Ladies love “cool” rapper and actor James Todd Smith, aka LL Cool J, and apparently so does artist Sherwin Banfield.
The sculptor, who was born in Trinidad and raised in Smith’s Queens, New York hometown, paid homage to the 53-year-old, hip-hop legend recently by unveiling a bronze bust of the “Mama Said Knock You Out” rapper that also plays his music.
The performance art installation titled Going Back to The Meadows was revealed on Instagram a week ago and is on display at the Flushing Meadows Corona Park in the New York City borough. New York City’s Department of Parks & Recreation said the exhibit will remain on display until Nov. 23, 2022.
Banfield has been sculpting busts of Queens rap icons, including Prodigy of Mobb Depp, the late Jam Master Jay of Run DMC and the late Phife Dawg of a Tribe Called Quest, since 2019, according to Fox 5 NY.
He called his latest bust of LL Cool J his “most ambitious,” project to date and “a labor of love” that he’s been working on since late 2020.
“Using traditional techniques of modeling clay and a multitude of reference photographs, I created my artistic interpretation of LL, a collaboration of facial stages emerging from an anatomical foundation,” Banfield wrote in an Instagram post about the sculpture.

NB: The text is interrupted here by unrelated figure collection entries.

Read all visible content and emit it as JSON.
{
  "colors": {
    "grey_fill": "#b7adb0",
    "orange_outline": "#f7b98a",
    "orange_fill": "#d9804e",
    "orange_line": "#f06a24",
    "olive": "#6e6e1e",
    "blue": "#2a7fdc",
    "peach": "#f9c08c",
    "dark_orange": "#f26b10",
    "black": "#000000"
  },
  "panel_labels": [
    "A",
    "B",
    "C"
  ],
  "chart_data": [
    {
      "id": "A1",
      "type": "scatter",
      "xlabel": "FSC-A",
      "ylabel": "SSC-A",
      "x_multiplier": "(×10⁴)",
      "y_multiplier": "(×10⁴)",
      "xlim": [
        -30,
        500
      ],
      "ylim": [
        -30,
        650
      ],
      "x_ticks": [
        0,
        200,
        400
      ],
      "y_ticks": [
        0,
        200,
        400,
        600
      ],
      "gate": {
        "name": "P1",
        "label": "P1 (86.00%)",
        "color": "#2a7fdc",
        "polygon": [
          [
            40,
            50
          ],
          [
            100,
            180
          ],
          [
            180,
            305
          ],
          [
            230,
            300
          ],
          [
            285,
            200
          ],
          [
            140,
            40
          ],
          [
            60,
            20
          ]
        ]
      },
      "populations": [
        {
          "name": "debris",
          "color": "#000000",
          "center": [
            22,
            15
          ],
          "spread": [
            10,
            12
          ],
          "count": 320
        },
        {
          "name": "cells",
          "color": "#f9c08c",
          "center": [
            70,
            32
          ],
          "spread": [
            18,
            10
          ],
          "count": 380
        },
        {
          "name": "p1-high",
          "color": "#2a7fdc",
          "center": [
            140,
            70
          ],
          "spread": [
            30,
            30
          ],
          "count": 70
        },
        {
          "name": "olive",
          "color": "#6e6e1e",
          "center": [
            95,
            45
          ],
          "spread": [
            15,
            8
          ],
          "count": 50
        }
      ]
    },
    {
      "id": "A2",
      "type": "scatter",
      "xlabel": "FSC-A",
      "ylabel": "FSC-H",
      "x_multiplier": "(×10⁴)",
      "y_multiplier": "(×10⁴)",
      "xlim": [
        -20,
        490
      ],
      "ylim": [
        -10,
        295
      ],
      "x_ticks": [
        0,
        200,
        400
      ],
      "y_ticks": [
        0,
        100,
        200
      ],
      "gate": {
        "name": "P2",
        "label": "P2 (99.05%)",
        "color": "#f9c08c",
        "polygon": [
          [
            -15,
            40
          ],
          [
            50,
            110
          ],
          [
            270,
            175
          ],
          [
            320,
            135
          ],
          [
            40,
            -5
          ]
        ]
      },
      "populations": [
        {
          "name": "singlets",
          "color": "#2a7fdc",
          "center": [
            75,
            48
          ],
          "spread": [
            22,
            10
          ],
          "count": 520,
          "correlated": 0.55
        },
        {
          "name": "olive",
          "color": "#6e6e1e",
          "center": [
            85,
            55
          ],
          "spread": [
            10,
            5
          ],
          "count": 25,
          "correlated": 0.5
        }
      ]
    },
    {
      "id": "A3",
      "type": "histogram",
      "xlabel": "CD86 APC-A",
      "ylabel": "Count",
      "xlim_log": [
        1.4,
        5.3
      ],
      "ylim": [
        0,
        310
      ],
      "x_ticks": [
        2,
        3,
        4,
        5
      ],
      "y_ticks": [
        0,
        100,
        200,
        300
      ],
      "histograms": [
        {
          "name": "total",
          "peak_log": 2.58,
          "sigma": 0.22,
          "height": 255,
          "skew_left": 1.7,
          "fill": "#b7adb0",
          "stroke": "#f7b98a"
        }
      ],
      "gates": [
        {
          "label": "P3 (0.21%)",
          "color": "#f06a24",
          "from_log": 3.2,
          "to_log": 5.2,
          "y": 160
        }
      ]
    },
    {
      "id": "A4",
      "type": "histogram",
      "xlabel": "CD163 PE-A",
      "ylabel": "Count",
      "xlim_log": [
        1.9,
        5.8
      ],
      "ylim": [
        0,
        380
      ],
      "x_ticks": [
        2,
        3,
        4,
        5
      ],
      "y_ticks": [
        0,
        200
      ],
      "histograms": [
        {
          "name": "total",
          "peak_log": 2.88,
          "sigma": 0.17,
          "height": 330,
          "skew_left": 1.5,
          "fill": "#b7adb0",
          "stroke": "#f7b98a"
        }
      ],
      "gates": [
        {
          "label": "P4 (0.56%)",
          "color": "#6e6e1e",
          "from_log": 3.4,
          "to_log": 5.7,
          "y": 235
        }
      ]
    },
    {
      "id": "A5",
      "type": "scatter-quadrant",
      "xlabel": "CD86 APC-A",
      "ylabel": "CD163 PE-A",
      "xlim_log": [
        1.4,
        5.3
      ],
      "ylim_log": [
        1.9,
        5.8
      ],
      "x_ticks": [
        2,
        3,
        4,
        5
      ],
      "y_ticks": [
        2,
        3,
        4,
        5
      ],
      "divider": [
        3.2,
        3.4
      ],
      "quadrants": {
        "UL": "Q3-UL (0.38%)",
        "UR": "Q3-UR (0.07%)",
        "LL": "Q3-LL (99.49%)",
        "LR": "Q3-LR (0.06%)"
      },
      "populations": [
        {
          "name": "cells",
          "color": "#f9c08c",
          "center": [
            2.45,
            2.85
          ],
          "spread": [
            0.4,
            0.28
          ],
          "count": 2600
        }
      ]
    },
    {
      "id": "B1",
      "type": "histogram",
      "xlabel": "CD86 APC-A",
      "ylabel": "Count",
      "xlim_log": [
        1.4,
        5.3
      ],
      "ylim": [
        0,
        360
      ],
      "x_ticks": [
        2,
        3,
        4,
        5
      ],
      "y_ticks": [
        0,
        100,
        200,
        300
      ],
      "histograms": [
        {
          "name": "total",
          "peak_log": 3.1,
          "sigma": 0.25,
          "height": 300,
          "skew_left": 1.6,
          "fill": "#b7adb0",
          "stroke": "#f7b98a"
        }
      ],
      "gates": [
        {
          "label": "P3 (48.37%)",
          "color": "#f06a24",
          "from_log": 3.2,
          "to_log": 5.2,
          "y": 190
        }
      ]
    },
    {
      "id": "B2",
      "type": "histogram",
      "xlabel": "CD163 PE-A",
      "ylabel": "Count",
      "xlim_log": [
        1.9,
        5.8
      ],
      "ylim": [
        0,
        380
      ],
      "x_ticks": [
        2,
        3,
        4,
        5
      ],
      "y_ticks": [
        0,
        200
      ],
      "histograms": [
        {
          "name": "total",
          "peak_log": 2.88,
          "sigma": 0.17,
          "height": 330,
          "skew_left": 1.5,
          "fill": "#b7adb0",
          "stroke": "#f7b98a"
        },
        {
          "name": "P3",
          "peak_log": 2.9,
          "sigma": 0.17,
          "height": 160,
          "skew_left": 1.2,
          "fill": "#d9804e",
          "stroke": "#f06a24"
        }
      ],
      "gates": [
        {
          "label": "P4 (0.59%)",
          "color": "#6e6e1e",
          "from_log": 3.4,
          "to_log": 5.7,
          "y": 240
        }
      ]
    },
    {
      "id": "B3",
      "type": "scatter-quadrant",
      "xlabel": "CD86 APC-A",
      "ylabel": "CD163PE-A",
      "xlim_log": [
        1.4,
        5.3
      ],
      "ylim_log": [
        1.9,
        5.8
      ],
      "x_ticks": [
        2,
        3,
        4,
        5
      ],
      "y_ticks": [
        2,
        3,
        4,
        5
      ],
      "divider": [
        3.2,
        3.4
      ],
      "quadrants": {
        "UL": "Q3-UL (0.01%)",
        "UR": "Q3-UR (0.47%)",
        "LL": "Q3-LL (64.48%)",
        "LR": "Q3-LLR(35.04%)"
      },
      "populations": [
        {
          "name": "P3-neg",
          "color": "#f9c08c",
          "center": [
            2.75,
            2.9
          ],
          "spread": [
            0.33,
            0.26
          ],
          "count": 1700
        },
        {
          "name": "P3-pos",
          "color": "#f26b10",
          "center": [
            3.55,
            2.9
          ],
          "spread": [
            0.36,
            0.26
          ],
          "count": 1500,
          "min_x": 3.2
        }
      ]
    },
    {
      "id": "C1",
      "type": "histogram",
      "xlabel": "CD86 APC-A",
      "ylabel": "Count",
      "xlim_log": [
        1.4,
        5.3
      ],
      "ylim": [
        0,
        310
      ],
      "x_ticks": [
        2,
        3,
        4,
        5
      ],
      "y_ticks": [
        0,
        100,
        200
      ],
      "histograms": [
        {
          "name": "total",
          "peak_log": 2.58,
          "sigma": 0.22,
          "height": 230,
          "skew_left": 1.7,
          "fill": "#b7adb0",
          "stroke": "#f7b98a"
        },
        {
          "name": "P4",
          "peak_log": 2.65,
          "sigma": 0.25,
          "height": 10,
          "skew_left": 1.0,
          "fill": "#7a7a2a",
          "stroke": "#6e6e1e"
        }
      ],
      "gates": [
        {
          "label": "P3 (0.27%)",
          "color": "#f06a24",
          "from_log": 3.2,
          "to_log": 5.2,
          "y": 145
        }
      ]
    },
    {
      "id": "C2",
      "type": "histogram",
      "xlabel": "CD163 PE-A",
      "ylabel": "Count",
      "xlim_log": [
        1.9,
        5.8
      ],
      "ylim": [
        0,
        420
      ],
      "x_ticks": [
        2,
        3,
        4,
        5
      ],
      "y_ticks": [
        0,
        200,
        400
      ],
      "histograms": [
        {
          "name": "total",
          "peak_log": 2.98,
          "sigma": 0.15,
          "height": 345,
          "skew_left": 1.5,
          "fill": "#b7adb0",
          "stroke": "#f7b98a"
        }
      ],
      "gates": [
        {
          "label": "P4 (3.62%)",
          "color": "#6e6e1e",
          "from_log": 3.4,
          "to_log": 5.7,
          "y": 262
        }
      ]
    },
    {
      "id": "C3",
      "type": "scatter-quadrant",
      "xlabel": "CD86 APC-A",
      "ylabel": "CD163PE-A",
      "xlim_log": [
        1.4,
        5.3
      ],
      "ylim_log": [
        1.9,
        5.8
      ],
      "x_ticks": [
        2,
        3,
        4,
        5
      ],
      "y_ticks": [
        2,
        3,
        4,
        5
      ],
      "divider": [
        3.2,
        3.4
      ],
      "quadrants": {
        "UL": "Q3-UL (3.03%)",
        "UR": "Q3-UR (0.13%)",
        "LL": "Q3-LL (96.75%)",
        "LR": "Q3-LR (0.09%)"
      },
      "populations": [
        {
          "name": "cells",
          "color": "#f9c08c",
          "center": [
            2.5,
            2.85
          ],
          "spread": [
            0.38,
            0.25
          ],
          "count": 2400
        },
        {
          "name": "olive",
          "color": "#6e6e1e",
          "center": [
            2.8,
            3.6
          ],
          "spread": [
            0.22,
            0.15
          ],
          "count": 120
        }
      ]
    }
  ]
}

“I strived to model the essence, strength, fortitude, sensitivity and determination of LL into this portrait bust,” he continued. “Each application and modification of clay is a thought that accumulate[d] to the finished portrait, like the selected notes of a musician that conclude to a song.”
Banfield said the bust’s mid-platform, front speaker design was inspired by the stacked speaker boxes used by pioneering Queens hip-hop groups such as the Disco Twins and DJ Divine of Infinity Machine that helped launch LL Cool J’s career.
“LL witness[ed] these DJs at park jams all over Queens, NYC, inspiring him to want to perform and become a Hip Hop Artist!” Banfield wrote.
The sculpture contains speakers timed to play LL Cool J’s music from noon to 5 p.m. every Monday, Wednesday, Friday, Saturday and Sunday, according to Banfield.
LL Cool J gave the art piece his virtual stamp of approval earlier this week when he posted video and photos of it on his own Instagram page.
“Anything is possible,” the rapper wrote in his IG post’s caption.